I know Calibre can remove DRM, but it seems that Calibre does not remove things like watermarks, references to the buyer by name, etc. Now maybe I can try to find those manually, but that is an error prone process. Plus, what if they embed a unique digital signature that ties back to me? I understand that this is a very uncommon practice, but I do not want to find myself in a bad place.
I suppose the only way to remove a digital signature of any sort is to buy two of the same e-book by different people, diff them, and remove anything that differentiates them.
Is there any tool that does this or automates the process? am I being too paranoid, and this is not a real threat?
have a look on “snowdrop” (search together with “steganography”), its basically the opposite of what you want, but worth mentioning here. watermarks could be placed into whitespace (not limited to actual spaces or linebreaks, intentionally changed usage of paragraphs, tabs or even page boundaries could possibly be detected after scanning andeven after OCR. IMHO snowdrop uses -depending on choosen operation mode- small errors like misspelled words, commata etc but also has a mode that comes along with fine grammar and without misspelled words…
how do you make sure that by diff’ing two versions you do cover "everything’ that has been deliberately placed into both documents but share literally the same informations?
lets say you bought two books at two different stores with two different watermarks. if the watermark contains the date and time of the purchase and the only difference of this were the minutes because you bought them within the same hour, the remaining watermark would point to all buyers that bought exactly this book in this hour - worldwide. but still it could be “very” precise depending on all other(!) buyers, if they exist at all within that timeframe. what if the watermark includes unix epoch? then the part which is the same in both watermarks would not be bound by hours, but by seconds, 10seconds, 100seconds etc.
and you could not know if there were other watermarks hidden that just happened to be the same for your two (three.?) purchases (same country, continent, payment method, credit card holder name, name of internet provider used during purchase, browser used etc.) it fully depends on the creator of the watermark what would be included and what not. if you happem to know all that (without any possibleexemptions) you might be on the safe side, but if not…
my general suggestion here is:
just to mention… the “safe” side sometimes seems limited but maybe is actually not, if you really look at it.
Diffing should reveal any differences, even white space. I suppose with white space it may be harder to fix, as you have to figure out the neutral state. But it is still possible.
Regarding the time stamp, I actually did think of this and you’re right. It would work especially for a small online bookstore. I believe the two books just have to be bought at very different times and ideally different other things, like people with different last name and even general location of billing address.

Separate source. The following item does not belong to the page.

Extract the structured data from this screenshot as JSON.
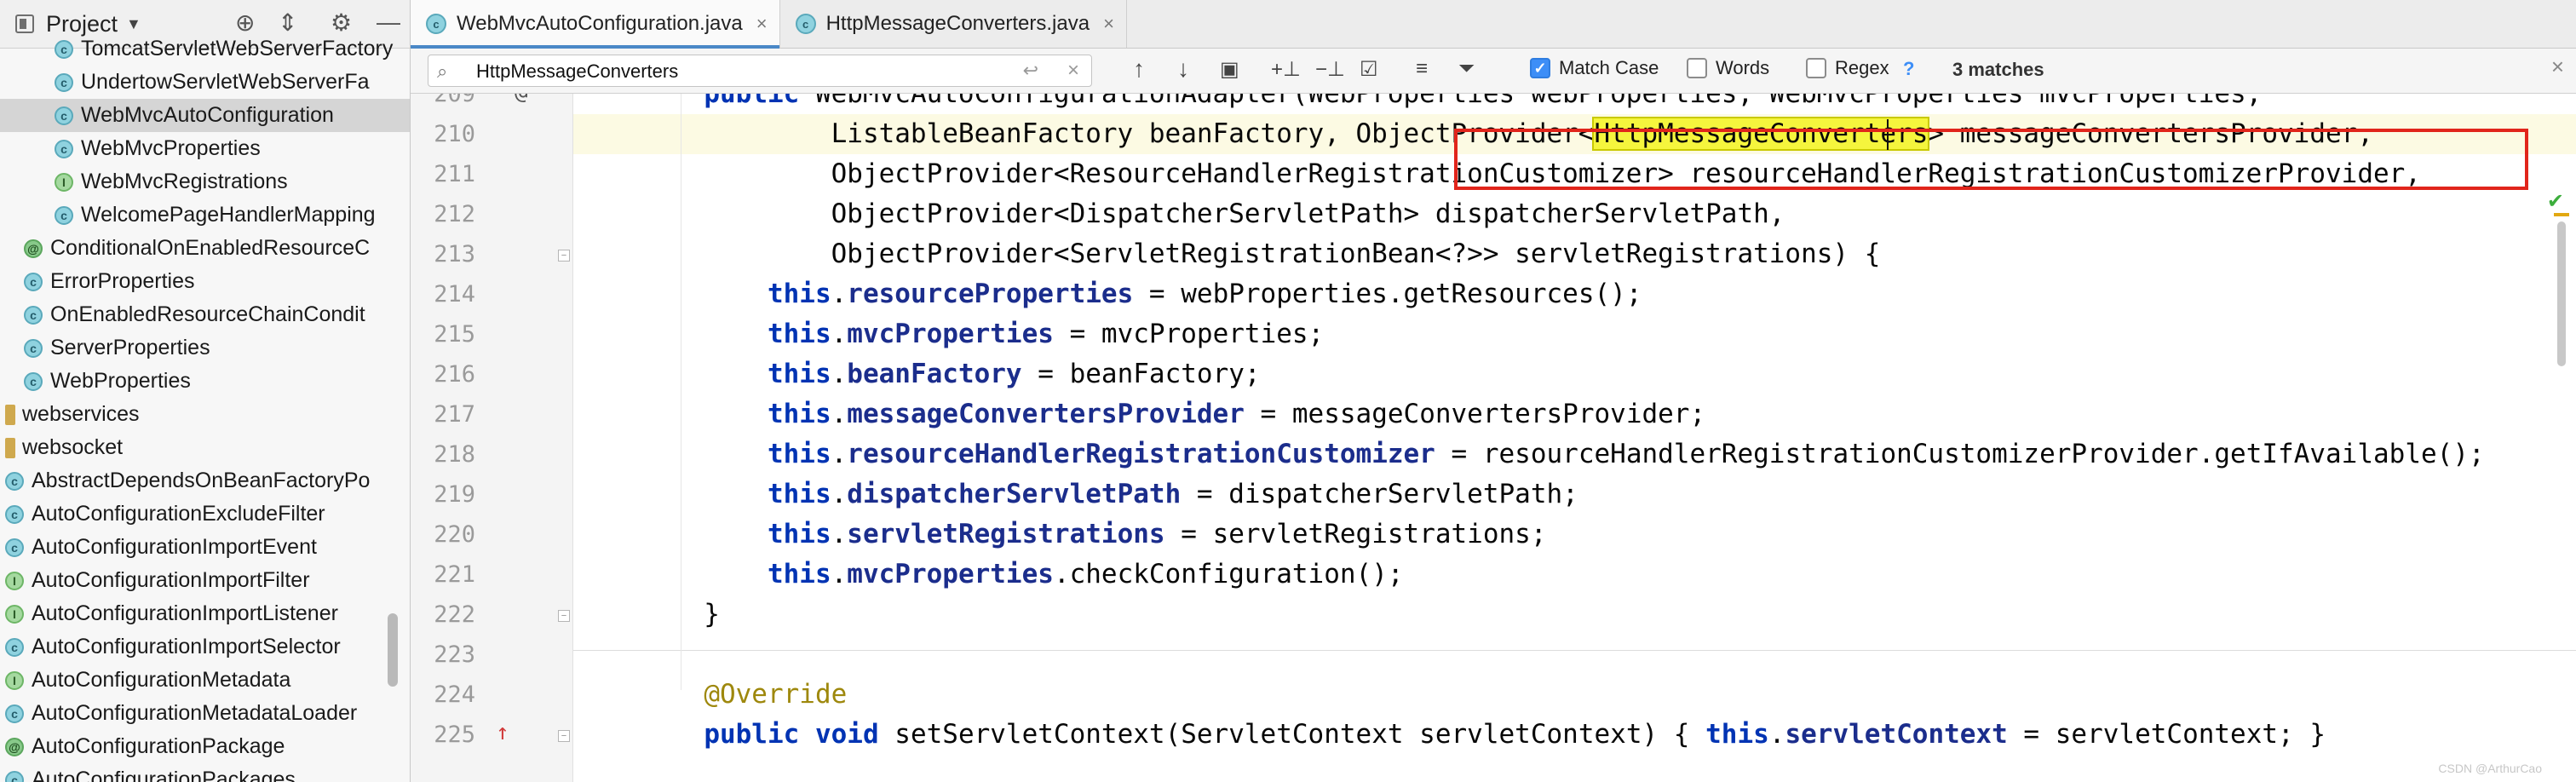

Regarding your other points… You make good points, so I will consider.
i have to admit, that my point ‘just don’t do it’ in reality does not garantee to prevent any trouble. it still is possible to be sued for things someone else did.
also one suggestion to think about:
if the seller just sprays some random changes over a book for every sold version, one would have differences in “every” sold version to every other sold version. by blindly changing those parts to something else you could reveal which exact two/three versions you had for diffing.
UPDATE: someone else here had the same thought a bit earlier…
my suggestion to not do it stays the same ;-)
it could be interesting to figure things out how they work, what could be done to prevent or circumvent such prevention, but actually doing it seems risky no matter what.